The $k$-kernel of a network is the largest induced sub-network with no node of degree less than $k$.

For example, given the following network:

graph TD
1 --- 12
1 --- 14
1 --- 15
1 --- 17
1 --- 23
2 --- 10
3 --- 6
3 --- 14
3 --- 23
4 --- 12
5 --- 10
6 --- 10
6 --- 11
6 --- 23
7 --- 10
9 --- 10
11 --- 14
12 --- 15
12 --- 17
15 --- 17
17 --- 23
subgraph k=3
1
12
15
17
end

We can find this by iterativley completing the following:

Search the graph for nodes that have less than $n$ neighbours.
Remove them from a graph and treat the result as a new graph.
Repeat again with the new graph until only the induce sub-network remains.

Cliques

Clique: A network in which every pair of nodes is joined by a link.
Maximal Clique: In a network $G$, a subnetwork of $G$ that is a clique and that is not part of a larger clique in $G$.

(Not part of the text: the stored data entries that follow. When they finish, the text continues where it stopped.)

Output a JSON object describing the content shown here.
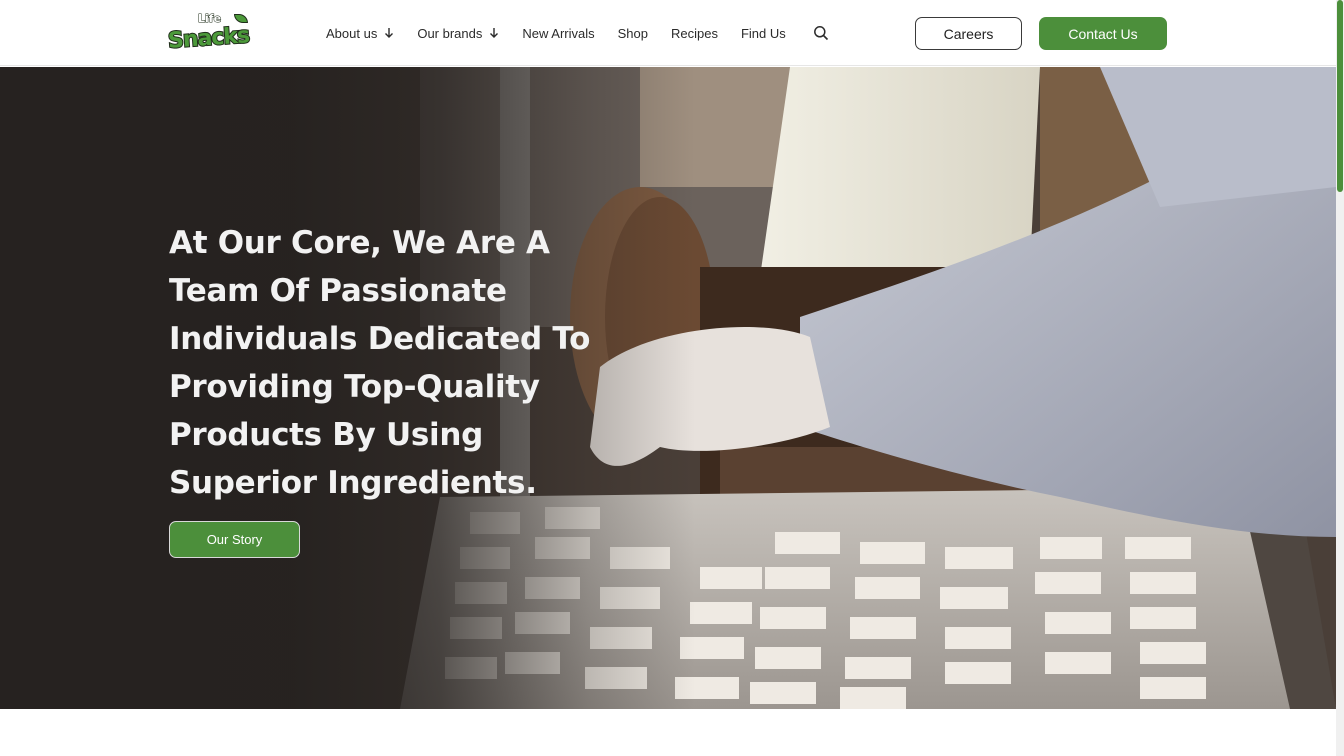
{
  "brand": {
    "logo_top": "Life",
    "logo_word": "Snacks",
    "green": "#4c8f3b"
  },
  "nav": {
    "items": [
      {
        "label": "About us",
        "has_dropdown": true
      },
      {
        "label": "Our brands",
        "has_dropdown": true
      },
      {
        "label": "New Arrivals",
        "has_dropdown": false
      },
      {
        "label": "Shop",
        "has_dropdown": false
      },
      {
        "label": "Recipes",
        "has_dropdown": false
      },
      {
        "label": "Find Us",
        "has_dropdown": false
      }
    ],
    "search_icon": "search-icon",
    "dropdown_icon": "arrow-down-icon"
  },
  "header_actions": {
    "careers_label": "Careers",
    "contact_label": "Contact Us"
  },
  "hero": {
    "title": "At Our Core, We Are A Team Of Passionate Individuals Dedicated To Providing Top-Quality Products By Using Superior Ingredients.",
    "cta_label": "Our Story",
    "background": "factory-production-line-photo"
  }
}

If a clique has more than two members, like ${5,6,7,8}$ we view this as a fully connected graph between all nodes.

Clique Listing

Using the Bron-Kerbosch algorithm we can get the size distribution of the largest cliques:

BK(R, P, X)
	if P is empty and X is empty then
		return R
	else
		// assume that P={u_1, ..., u_k}
		for i = 1 to k do
			remove u_i from P
			call BK recursively on R*, P* and X* as defined:
				R* = R ∪ {u_i}
				P* = P ∩ N(u_i)
				X* = X ∩ N(u_i)
			add u_i to X
		end for
	end if

where the inputs are:

R - Current clique we are investigating
P - Vertices that can be added
X - Vertices that cannot be added

A reminder that the function $N(u_i)$ gives all the neighbours of $u_i$.

To start we give then input:

\[\text{BK}(\emptyset, \{\text{all nodes}\},\emptyset )\]

Homophily

Homophily: The tenancy to associate with others whom you perceive to be similar to yourself.

We are able to classify nodes in a graph given a non-trivial classification:

\[\mathcal C = \{C_i:1\leq i \leq h\}\]

Measuring Homophily

The modularity of a network (with respect to the given partition $\mathcal C$ of its vertices) is defined as:

\[Q=\frac1{2m}\sum_{i,j}\left(A_{i,j}-\frac{\deg i\cdot\deg j}{2m}\right)\delta\left(c(i),c(j)\right)\]

additionally let:

\[Q_\max=1-\frac1{2m}\sum_{i,j}\frac{\deg i\cdot\deg j}{2m}\delta\left(c(i),c(j)\right)\]

The assortativity coefficient is defined as the ratio:

\[\frac Q{Q_\max}\]

where:

$c(i)$ - the class of the node $i$
$\delta(x, y)$ returns one if $x=y$ and zero otherwise.

We can calculate the assortivity coefficient using only the network links and node degrees by using the following formula:

\[\frac Q{Q_\max}=\frac{2m\cdot2\cdot\#(\text{edges inside classes})-\sum_C\left(\sum_{i\in C}\deg i\right)^2}{2m\cdot2m-\sum_C\left(\sum_{i\in C}\deg i\right)^2}\]

where:

$i\in C$ - the node $i$ is in the class $C$ ($c(i)=C$).
$\#(\text{edges inside classes})$ - The number of edges connecting nodes of the same class.
$m$ - the total number of arcs.

For the summing components, we sum for all classes. In each class, we calculate the squared sum of the degrees of each vertex.